Tom Roggeman

Personal information
- Born: September 5, 1931 Mishawaka, Indiana
- Died: August 17, 2018 (aged 86) Chandler, Arizona
- Listed height: 6 ft 0 in (1.83 m)
- Listed weight: 235 lb (107 kg)

Career information
- Position: Guard (No. 67)
- High school: Mishawaka (Mishawaka, Indiana)
- College: Purdue (1949–1952)
- NFL draft: 1953: undrafted

Career history

Playing
- Chicago Bears (1955–1957);

Coaching
- South Bend Washington HS (IN) (1958) Assistant coach; South Bend Washington HS (IN) (1959–1969) Head coach; Purdue (1970–1976) Defensive line; Arizona (1977–1979) Defensive line; Arizona (1982–1986) Linebackers; USC (1987–1992) Linebackers; Cincinnati (1993) Defensive coordinator;

Awards and highlights
- Indiana State Champion (1969);

Career NFL statistics
- Games played: 24
- Games started: 1
- Fumble recoveries: 1
- Stats at Pro Football Reference

Head coaching record
- Regular season: 77–18–7 (.789) (high school)
- Career: 77–18–7 (.789) (high school)

= Tom Roggeman =

American football player (1931–2018)

Thomas John Roggeman (September 5, 1931 – August 17, 2018) was an American football guard. He played for the Chicago Bears from 1956 to 1957.

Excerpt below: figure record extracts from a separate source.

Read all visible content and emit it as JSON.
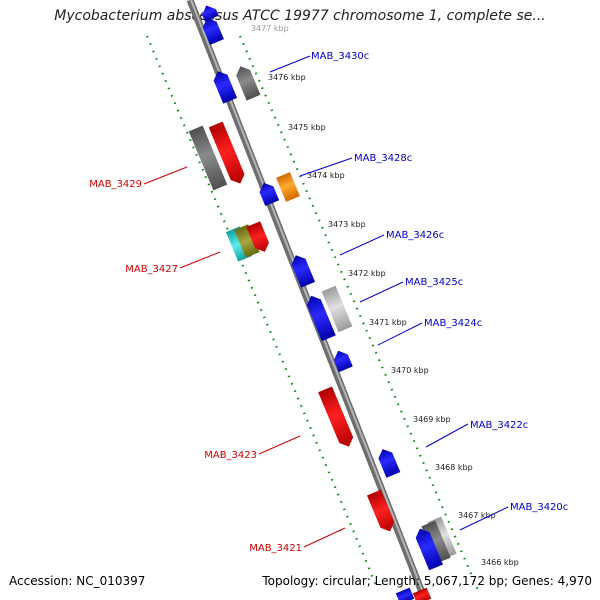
{
  "title": "Mycobacterium abscessus ATCC 19977 chromosome 1, complete se...",
  "footer": {
    "accession": "Accession: NC_010397",
    "topology": "Topology: circular; Length: 5,067,172 bp; Genes: 4,970"
  },
  "ticks": [
    "3477 kbp",
    "3476 kbp",
    "3475 kbp",
    "3474 kbp",
    "3473 kbp",
    "3472 kbp",
    "3471 kbp",
    "3470 kbp",
    "3469 kbp",
    "3468 kbp",
    "3467 kbp",
    "3466 kbp"
  ],
  "genes": [
    {
      "id": "MAB_3430c",
      "strand": "reverse",
      "color": "#0000cc"
    },
    {
      "id": "MAB_3429",
      "strand": "forward",
      "color": "#cc0000"
    },
    {
      "id": "MAB_3428c",
      "strand": "reverse",
      "color": "#0000cc"
    },
    {
      "id": "MAB_3427",
      "strand": "forward",
      "color": "#cc0000"
    },
    {
      "id": "MAB_3426c",
      "strand": "reverse",
      "color": "#0000cc"
    },
    {
      "id": "MAB_3425c",
      "strand": "reverse",
      "color": "#0000cc"
    },
    {
      "id": "MAB_3424c",
      "strand": "reverse",
      "color": "#0000cc"
    },
    {
      "id": "MAB_3423",
      "strand": "forward",
      "color": "#cc0000"
    },
    {
      "id": "MAB_3422c",
      "strand": "reverse",
      "color": "#0000cc"
    },
    {
      "id": "MAB_3421",
      "strand": "forward",
      "color": "#cc0000"
    },
    {
      "id": "MAB_3420c",
      "strand": "reverse",
      "color": "#0000cc"
    }
  ],
  "colors": {
    "forward": "#ff0000",
    "reverse": "#0000ee",
    "orf": "#707070",
    "backbone": "#8c8c8c",
    "ticks": "#1e8a1e",
    "orange": "#ff8c00",
    "cyan": "#19c8c8",
    "olive": "#8a8a2a"
  }
}
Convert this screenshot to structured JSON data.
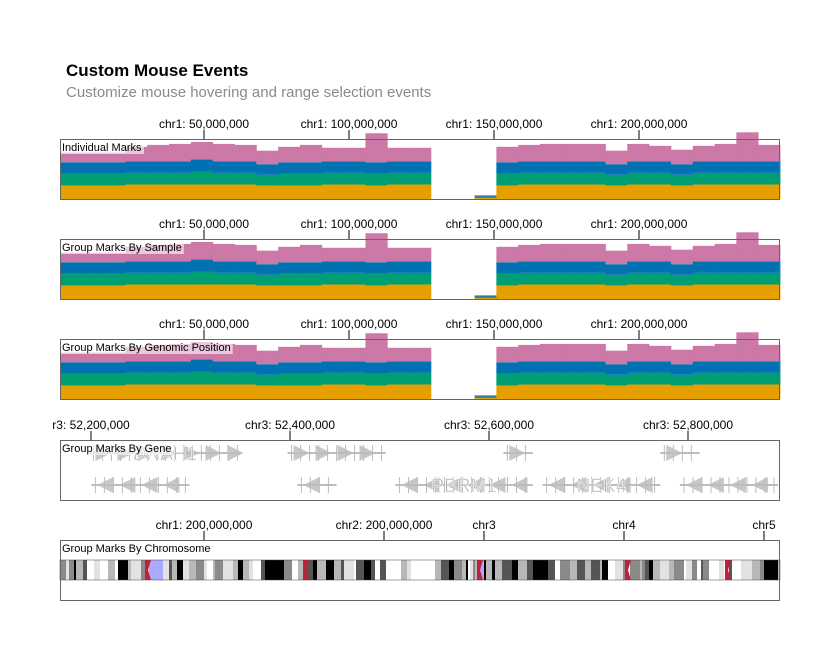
{
  "header": {
    "title": "Custom Mouse Events",
    "subtitle": "Customize mouse hovering and range selection events"
  },
  "colors": {
    "series": [
      "#E69F00",
      "#009E73",
      "#0072B2",
      "#CC79A7"
    ],
    "gene": "#bdbdbd",
    "gene_label": "#b0b0b0",
    "centromere": "#c41e3a",
    "selection": "#aaaaff",
    "frame": "#666666"
  },
  "chart_data": [
    {
      "type": "area",
      "panel_label": "Individual Marks",
      "axis_ticks": [
        "chr1: 50,000,000",
        "chr1: 100,000,000",
        "chr1: 150,000,000",
        "chr1: 200,000,000"
      ],
      "series": [
        {
          "values": [
            14,
            14,
            14,
            15,
            15,
            15,
            15,
            15,
            15,
            14,
            14,
            14,
            15,
            15,
            14,
            15,
            15,
            0,
            0,
            1,
            14,
            15,
            15,
            15,
            15,
            14,
            15,
            15,
            14,
            15,
            15,
            15,
            15
          ]
        },
        {
          "values": [
            12,
            12,
            12,
            12,
            12,
            12,
            13,
            12,
            12,
            11,
            12,
            12,
            12,
            12,
            12,
            12,
            12,
            0,
            0,
            1,
            12,
            12,
            12,
            12,
            12,
            11,
            12,
            12,
            11,
            12,
            12,
            12,
            12
          ]
        },
        {
          "values": [
            12,
            12,
            12,
            12,
            12,
            12,
            13,
            12,
            12,
            11,
            12,
            12,
            12,
            12,
            12,
            12,
            12,
            0,
            0,
            1,
            12,
            12,
            12,
            12,
            12,
            11,
            12,
            12,
            11,
            12,
            12,
            12,
            12
          ]
        },
        {
          "values": [
            10,
            10,
            10,
            15,
            17,
            18,
            18,
            18,
            17,
            14,
            16,
            18,
            14,
            14,
            30,
            14,
            14,
            0,
            0,
            1,
            16,
            17,
            18,
            18,
            18,
            14,
            18,
            16,
            15,
            16,
            18,
            30,
            17
          ]
        }
      ]
    },
    {
      "type": "area",
      "panel_label": "Group Marks By Sample",
      "axis_ticks": [
        "chr1: 50,000,000",
        "chr1: 100,000,000",
        "chr1: 150,000,000",
        "chr1: 200,000,000"
      ],
      "series": [
        {
          "values": [
            14,
            14,
            14,
            15,
            15,
            15,
            15,
            15,
            15,
            14,
            14,
            14,
            15,
            15,
            14,
            15,
            15,
            0,
            0,
            1,
            14,
            15,
            15,
            15,
            15,
            14,
            15,
            15,
            14,
            15,
            15,
            15,
            15
          ]
        },
        {
          "values": [
            12,
            12,
            12,
            12,
            12,
            12,
            13,
            12,
            12,
            11,
            12,
            12,
            12,
            12,
            12,
            12,
            12,
            0,
            0,
            1,
            12,
            12,
            12,
            12,
            12,
            11,
            12,
            12,
            11,
            12,
            12,
            12,
            12
          ]
        },
        {
          "values": [
            12,
            12,
            12,
            12,
            12,
            12,
            13,
            12,
            12,
            11,
            12,
            12,
            12,
            12,
            12,
            12,
            12,
            0,
            0,
            1,
            12,
            12,
            12,
            12,
            12,
            11,
            12,
            12,
            11,
            12,
            12,
            12,
            12
          ]
        },
        {
          "values": [
            10,
            10,
            10,
            15,
            17,
            18,
            18,
            18,
            17,
            14,
            16,
            18,
            14,
            14,
            30,
            14,
            14,
            0,
            0,
            1,
            16,
            17,
            18,
            18,
            18,
            14,
            18,
            16,
            15,
            16,
            18,
            30,
            17
          ]
        }
      ]
    },
    {
      "type": "area",
      "panel_label": "Group Marks By Genomic Position",
      "axis_ticks": [
        "chr1: 50,000,000",
        "chr1: 100,000,000",
        "chr1: 150,000,000",
        "chr1: 200,000,000"
      ],
      "series": [
        {
          "values": [
            14,
            14,
            14,
            15,
            15,
            15,
            15,
            15,
            15,
            14,
            14,
            14,
            15,
            15,
            14,
            15,
            15,
            0,
            0,
            1,
            14,
            15,
            15,
            15,
            15,
            14,
            15,
            15,
            14,
            15,
            15,
            15,
            15
          ]
        },
        {
          "values": [
            12,
            12,
            12,
            12,
            12,
            12,
            13,
            12,
            12,
            11,
            12,
            12,
            12,
            12,
            12,
            12,
            12,
            0,
            0,
            1,
            12,
            12,
            12,
            12,
            12,
            11,
            12,
            12,
            11,
            12,
            12,
            12,
            12
          ]
        },
        {
          "values": [
            12,
            12,
            12,
            12,
            12,
            12,
            13,
            12,
            12,
            11,
            12,
            12,
            12,
            12,
            12,
            12,
            12,
            0,
            0,
            1,
            12,
            12,
            12,
            12,
            12,
            11,
            12,
            12,
            11,
            12,
            12,
            12,
            12
          ]
        },
        {
          "values": [
            10,
            10,
            10,
            15,
            17,
            18,
            18,
            18,
            17,
            14,
            16,
            18,
            14,
            14,
            30,
            14,
            14,
            0,
            0,
            1,
            16,
            17,
            18,
            18,
            18,
            14,
            18,
            16,
            15,
            16,
            18,
            30,
            17
          ]
        }
      ]
    },
    {
      "type": "gene-track",
      "panel_label": "Group Marks By Gene",
      "axis_ticks": [
        "r3: 52,200,000",
        "chr3: 52,400,000",
        "chr3: 52,600,000",
        "chr3: 52,800,000"
      ],
      "genes": [
        {
          "name": "DNAH1",
          "strand": "+",
          "row": 1,
          "start": 52198000,
          "end": 52352000
        },
        {
          "name": "",
          "strand": "+",
          "row": 1,
          "start": 52400000,
          "end": 52500000
        },
        {
          "name": "",
          "strand": "+",
          "row": 1,
          "start": 52620000,
          "end": 52650000
        },
        {
          "name": "",
          "strand": "+",
          "row": 1,
          "start": 52780000,
          "end": 52820000
        },
        {
          "name": "",
          "strand": "-",
          "row": 2,
          "start": 52200000,
          "end": 52300000
        },
        {
          "name": "",
          "strand": "-",
          "row": 2,
          "start": 52410000,
          "end": 52450000
        },
        {
          "name": "PBRM1",
          "strand": "-",
          "row": 2,
          "start": 52510000,
          "end": 52650000
        },
        {
          "name": "NEK4",
          "strand": "-",
          "row": 2,
          "start": 52660000,
          "end": 52780000
        },
        {
          "name": "",
          "strand": "-",
          "row": 2,
          "start": 52800000,
          "end": 52900000
        }
      ]
    },
    {
      "type": "ideogram",
      "panel_label": "Group Marks By Chromosome",
      "axis_ticks": [
        "chr1: 200,000,000",
        "chr2: 200,000,000",
        "chr3",
        "chr4",
        "chr5"
      ]
    }
  ]
}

Roggeman played at Mishawaka High School for the varsity football team from 1946 to 1948. After graduating from high school he was accepted into Purdue University, where he earned a bachelor's degree in physical education and later masters in the same subject. After graduating from Purdue, he enlisted into the United States Marine Corps to fight in the Korean War. He would later go on to receive the rank of first lieutenant. While a Marine, Roggeman played for the football team in Quantico, VA. After completing his military service he joined the Chicago Bears in 1955 and played until 1957. After his time in the NFL ended he went on to coach the Washington High School as an assistant coach 1958. He would go on to marry Florence Junstine Kurpiewski. At Washington, Roggeman would go to on to have several undefeated seasons and won the Indiana State Championship. After leaving South Bend Washington, he would become a coach, for the freshman and junior varsity teams, at Purdue University from 1970 to 1977. He died on August 17, 2018, in Chandler, Arizona, at age 86.